Written by Burke and Hans Tobeason and directed by Michael Dinner, the premiere is about healing, as a carefree, 34-year-old police detective (Larry Fishburne) tries to fill a family void left by the murder of his stolid older brother (Carl Lumbly), a successful banker with a wife and two children. Ultimately putting behind his own rage, the detective must deal with the unresolved anger of his brother's young son (Sharif Rashed) and his own sexual feelings for his brother's widow (Victoria Dillard). It's an interesting, uplifting, sweetly told, well-acted story of mingling, complex emotions.

Much as Alfred Hitchcock granted himself a few seconds in each of his films, the protagonists for two future "Tribeca" episodes are glimpsed fleetingly in the premiere. One, a woman named Maggy, played by Melanie Mayron, briefly shows up as one of Harry's customers. The other, played by Stephen Lang, is a homeless man named Lou, a mere blip at the site where the jogging banker was shot down by a robber.

In next week's intriguing second episode titled "Honor," Lou is a filthy, smelly, bearded, stocking-capped street philosopher who lives in a park where he spends his days cleaning monuments and statues. When he and other homeless are temporarily evicted from their grassy ghetto because of a photo-opportunity visit by the President, Lou is enraged. He's also traumatized by indifference to the death of a homeless buddy, an ex-Marine. Confronted by a city that's as angry at him as he is at the city, he challenges liberal do-gooders to substitute action for lip service.

We can only guess at the highly articulate Lou's back story. A disillusioned former attorney? Professor? Entrepreneur? His furious eloquence is a language that only Carleton ultimately seems to understand, though.

Both Carleton and Harry are a bit saccharine in these episodes. And the merging of certain characters at just the right times requires some awkward script conveniences. Yet "Tribeca" has enormous potential on many levels.

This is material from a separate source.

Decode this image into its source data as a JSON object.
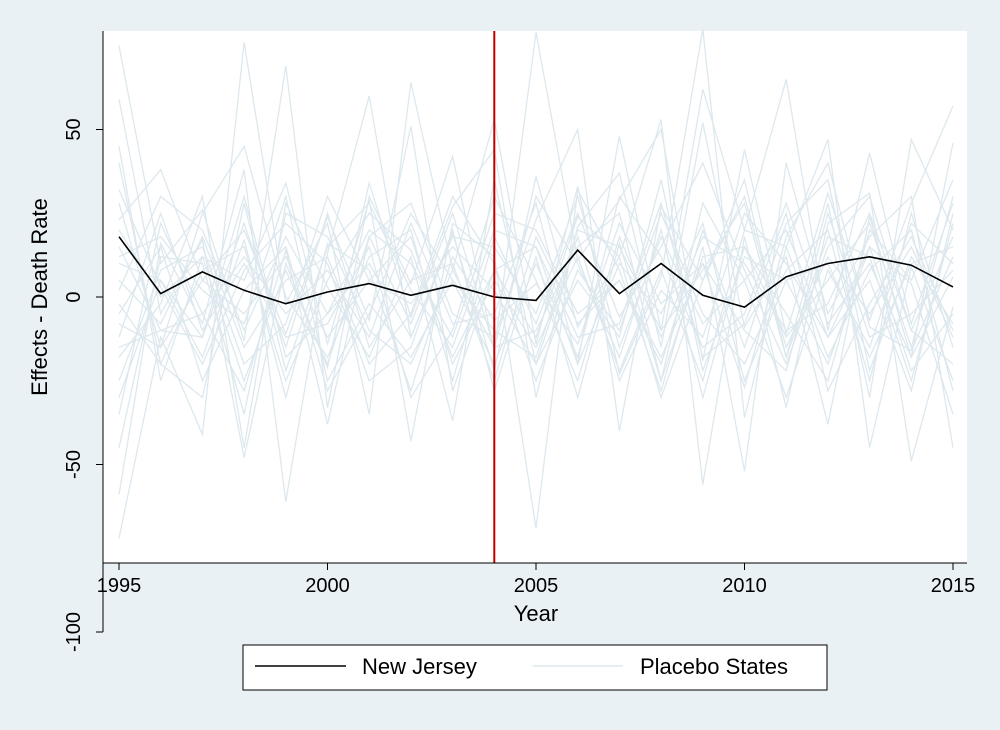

In one scene from "Honor," a man passing by in a camel coat tells Lou to get a job. "Create one!" he fires back. And demonstrating a flair for comedy, scriptwriters Burke and Tobeason at one point have Lou and another homeless man spoof "Deliverance" with a rousing rendition of dueling gargles.

"I am New York City," Lou declares. He's also a sign that at least some of the fare in television's soup kitchen may be improving. Brother, can you spare a few ratings points?